Ancak White, rahim dokusunun rahim dışında büyüdüğü ağrılı bir durum olan şiddetli endometriozis nedeniyle 42 yaşında histerektomi geçirdiğini söyledi. Histerektominin östrojen üretimi üzerindeki etkisi tam olarak neyin çıkarıldığına bağlıdır; Rahim ve her iki yumurtalık alınırsa hemen “cerrahi menopoz” başlar. Ancak sadece rahim alınsa ve her iki yumurtalık da kalsa bile araştırmalar menopozun muhtemelen daha erken başlayacağını gösteriyor.
Krishnan, diğer faydaların yanı sıra vazodilatasyondan, yani atardamarların genişlemesinden ve insülin direncinin önlenmesinden bahsederek, “Bu çok karmaşık, çünkü östrojenin pek çok şeyi etkilediğini biliyoruz” dedi. “Yani yeterli östrojene sahip olmamanızın tüm farklı nedenlerine bakıyorlar.”
Krishnan, birçok kadının bariz çözümün östrojen almak olacağını düşündüğünü ancak durumun o kadar basit olmadığını söyledi. Bireyin tıbbi geçmişine bağlı olarak östrojen almak muhtemelen iltihabı veya kan pıhtılarını artırabilir ve hatta kanser gelişimine katkıda bulunabilir.
Krishnan, “Risklerini nasıl yöneteceklerini her kadın için bu kadar benzersiz kılan da bu” dedi.
Krishnan, kadınların kalp krizi sırasındaki semptomlarının baş dönmesi, yorgunluk ve mide bulantısını içerme olasılığının daha yüksek olduğunu, ancak kadınların göğüs ağrısını hazımsızlık veya aşırı efor olarak görme olasılığının da daha yüksek olduğunu söyledi.
Kalp krizi geçiren hemen hemen her kadın, Krishnan’a bunun farkında olmadığını söyler. Birçoğu sütyenlerinin çok sıkı olduğunu düşündüklerini söyledi. Ancak kadınların evi temizlemek, alışveriş malzemelerini getirmek veya yatağı toplamak gibi ortalama aktiviteler sırasında göğüslerinde baskı veya ağırlık hissetmeleri halinde bunun endişe kaynağı olabileceğini söyledi.
Bu, efordan kaçınılması gerektiği anlamına gelmez. Düzenli egzersizin kalp hastalığına karşı korunmanın en iyi yollarından biri olduğunu söyleyen Krishnan, hayvan modellerinde aerobik antrenmanın östrojen kaybının etkilerini azalttığının gösterildiğini de sözlerine ekledi.

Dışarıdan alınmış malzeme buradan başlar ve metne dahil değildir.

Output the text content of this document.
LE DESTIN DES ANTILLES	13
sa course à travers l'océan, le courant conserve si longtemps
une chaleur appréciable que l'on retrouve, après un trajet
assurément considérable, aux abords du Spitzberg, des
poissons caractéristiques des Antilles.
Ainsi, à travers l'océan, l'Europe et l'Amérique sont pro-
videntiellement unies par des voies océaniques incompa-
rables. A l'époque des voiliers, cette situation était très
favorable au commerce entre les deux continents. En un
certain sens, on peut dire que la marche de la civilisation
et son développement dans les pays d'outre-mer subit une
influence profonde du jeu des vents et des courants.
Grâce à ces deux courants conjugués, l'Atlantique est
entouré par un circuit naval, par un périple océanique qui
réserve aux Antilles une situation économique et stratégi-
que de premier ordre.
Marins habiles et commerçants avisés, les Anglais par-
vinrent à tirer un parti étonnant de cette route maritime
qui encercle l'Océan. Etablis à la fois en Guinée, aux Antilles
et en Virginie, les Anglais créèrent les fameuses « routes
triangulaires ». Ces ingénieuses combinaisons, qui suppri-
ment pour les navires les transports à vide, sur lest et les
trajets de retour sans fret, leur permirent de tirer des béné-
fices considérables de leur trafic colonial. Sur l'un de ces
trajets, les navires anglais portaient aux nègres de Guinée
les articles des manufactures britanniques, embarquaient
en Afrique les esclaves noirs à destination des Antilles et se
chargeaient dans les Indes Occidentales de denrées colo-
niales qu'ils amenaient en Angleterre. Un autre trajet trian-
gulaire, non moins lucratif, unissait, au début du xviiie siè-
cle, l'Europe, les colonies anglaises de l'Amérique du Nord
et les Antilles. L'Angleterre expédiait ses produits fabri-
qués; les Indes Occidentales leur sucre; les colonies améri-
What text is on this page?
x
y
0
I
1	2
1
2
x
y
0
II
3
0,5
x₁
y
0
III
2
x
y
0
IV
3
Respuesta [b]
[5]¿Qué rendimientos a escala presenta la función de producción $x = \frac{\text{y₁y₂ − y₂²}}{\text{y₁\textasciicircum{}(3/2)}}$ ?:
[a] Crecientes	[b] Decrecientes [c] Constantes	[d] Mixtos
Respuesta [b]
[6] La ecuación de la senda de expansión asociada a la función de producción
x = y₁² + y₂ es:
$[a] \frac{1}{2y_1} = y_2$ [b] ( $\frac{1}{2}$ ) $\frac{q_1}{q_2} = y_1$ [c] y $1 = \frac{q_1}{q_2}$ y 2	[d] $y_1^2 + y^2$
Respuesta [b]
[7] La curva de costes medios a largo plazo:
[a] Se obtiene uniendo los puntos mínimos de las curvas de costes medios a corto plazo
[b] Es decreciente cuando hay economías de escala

“Birçok insan ‘Bu benim kontrolüm dışında’ diye düşünüyor. Aynen öyle. Ailemdeki her kadın diyabet ve hipertansiyona yakalanıyor.’ Ve bu doğru değil” dedi. “Fiziksel olarak aktif kalmak çok önemli.”
Krishnan, kadınların birincil deva doktorlarına kalp sağlıkları hakkında soru sormaları gerektiğini ve şüpheli semptomları varsa veya aile öyküsü varsa kardiyoloji randevusuna ihtiyaçları olabileceğini söyledi.
Krishnan, “Asla saatli bir bomba gibi hissetmek istemezsiniz ve böyle hisseden birçok insan var” dedi.